The behavior you're seeing is normal and depends on the OS and the keyboard hardware/driver. It will become clear if you just print the callback events, instead of printing the current state of the down/pressed/released arrays:
- You first get a GLFW_PRESS event for the key.
- After some time (several hundred milliseconds at least), the OS starts sending repeat events and you get your first GLFW_REPEAT event.
- The GLFW_REPEAT events have lower frequency than your event loop (the number of times you call glfwPollEvents()).
I call glfwPollEvents() every update which runs at 60 FPS but judging from the print to console it seems like invoke is only called about 20 times per second if I hold down a button constantly. Is there a way to control this or perhaps some good alternative way I can set up keyboard control without using the callback?

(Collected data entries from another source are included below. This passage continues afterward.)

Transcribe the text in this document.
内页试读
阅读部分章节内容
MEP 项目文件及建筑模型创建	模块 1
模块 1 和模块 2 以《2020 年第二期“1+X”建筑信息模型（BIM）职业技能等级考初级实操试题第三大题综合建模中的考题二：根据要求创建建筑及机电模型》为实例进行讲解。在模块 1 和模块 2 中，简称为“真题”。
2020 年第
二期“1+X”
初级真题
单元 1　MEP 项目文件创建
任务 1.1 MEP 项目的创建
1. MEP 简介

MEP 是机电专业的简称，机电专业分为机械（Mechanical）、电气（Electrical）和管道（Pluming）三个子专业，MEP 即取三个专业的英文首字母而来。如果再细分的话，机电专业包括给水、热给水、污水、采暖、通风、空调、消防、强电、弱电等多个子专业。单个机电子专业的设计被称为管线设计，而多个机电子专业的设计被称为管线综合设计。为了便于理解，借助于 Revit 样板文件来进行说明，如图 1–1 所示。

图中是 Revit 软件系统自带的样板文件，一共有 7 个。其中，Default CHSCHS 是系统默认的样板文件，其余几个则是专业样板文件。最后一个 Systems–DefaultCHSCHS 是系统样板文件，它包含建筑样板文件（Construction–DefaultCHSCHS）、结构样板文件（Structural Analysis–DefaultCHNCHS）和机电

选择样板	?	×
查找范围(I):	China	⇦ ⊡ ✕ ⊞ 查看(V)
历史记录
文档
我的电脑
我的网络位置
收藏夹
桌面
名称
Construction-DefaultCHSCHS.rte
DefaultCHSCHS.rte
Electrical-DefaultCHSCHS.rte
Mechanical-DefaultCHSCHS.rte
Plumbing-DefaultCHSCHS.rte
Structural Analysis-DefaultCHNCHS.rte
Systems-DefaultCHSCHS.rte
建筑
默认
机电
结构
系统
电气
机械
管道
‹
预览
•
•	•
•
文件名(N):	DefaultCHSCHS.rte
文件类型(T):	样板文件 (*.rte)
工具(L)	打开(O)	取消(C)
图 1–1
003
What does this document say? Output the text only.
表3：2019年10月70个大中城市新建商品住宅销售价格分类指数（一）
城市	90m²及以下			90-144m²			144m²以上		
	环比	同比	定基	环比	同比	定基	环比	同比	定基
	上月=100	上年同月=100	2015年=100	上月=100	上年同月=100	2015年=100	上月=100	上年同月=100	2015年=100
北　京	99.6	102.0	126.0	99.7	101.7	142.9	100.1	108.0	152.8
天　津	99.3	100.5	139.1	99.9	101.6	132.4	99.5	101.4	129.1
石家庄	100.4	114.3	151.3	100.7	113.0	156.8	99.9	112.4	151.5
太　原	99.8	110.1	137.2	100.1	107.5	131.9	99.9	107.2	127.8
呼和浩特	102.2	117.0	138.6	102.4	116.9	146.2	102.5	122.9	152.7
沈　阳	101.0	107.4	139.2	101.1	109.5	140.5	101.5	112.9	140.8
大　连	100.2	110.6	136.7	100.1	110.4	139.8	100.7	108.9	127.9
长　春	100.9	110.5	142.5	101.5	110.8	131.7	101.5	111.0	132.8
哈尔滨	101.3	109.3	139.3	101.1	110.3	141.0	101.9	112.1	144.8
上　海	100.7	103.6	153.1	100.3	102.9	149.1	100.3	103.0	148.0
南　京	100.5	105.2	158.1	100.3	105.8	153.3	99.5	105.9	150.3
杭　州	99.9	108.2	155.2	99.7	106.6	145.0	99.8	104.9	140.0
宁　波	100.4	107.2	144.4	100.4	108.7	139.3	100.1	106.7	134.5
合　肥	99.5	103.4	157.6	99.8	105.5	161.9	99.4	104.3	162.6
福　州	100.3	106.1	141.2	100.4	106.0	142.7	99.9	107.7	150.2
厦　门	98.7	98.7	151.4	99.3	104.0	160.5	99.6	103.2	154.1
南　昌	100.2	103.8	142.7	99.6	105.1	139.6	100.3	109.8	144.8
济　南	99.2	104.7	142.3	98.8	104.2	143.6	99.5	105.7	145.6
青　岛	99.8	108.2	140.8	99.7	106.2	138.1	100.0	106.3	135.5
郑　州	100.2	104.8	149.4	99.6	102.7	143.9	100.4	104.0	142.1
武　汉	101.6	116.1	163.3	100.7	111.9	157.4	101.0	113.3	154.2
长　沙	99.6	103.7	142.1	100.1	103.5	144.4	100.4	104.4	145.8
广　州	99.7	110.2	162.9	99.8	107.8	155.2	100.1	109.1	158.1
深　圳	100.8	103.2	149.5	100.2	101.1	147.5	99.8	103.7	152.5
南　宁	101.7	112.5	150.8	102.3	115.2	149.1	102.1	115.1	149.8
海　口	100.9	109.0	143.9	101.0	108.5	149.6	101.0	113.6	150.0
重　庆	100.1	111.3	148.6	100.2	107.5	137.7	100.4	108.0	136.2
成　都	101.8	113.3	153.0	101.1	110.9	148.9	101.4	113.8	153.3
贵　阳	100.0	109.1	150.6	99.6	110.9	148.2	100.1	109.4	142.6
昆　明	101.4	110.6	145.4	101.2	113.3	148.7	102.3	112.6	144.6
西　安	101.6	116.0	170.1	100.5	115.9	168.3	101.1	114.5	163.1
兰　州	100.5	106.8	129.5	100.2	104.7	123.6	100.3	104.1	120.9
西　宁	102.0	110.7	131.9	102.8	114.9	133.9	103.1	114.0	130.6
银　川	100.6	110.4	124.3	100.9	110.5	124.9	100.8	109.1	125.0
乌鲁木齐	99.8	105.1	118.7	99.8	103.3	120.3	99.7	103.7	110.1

Even if you could, it's bad practice. You shouldn't mess with the user's keyboard repeat rate, it's a personal preference.
You could implement your own event repeating though; start a timer/counter on GLFW_PRESS and fire an event every x frames/milliseconds, where x is the repeat rate you want. Stop on GLFW_RELEASE.
I'm trying to track when a button is pressed for the first time. Am I wrong to assume that is what "GLFW_PRESS" does, cause it seems to be doing that but pressed[key] doesn't get set to false until a second has passed.
Correct, GLFW_PRESS is fired only once, the moment the key is pressed. As I explained above, the behavior you're seeing is caused by the code you used, simply because the first GLFW_REPEAT event is delayed.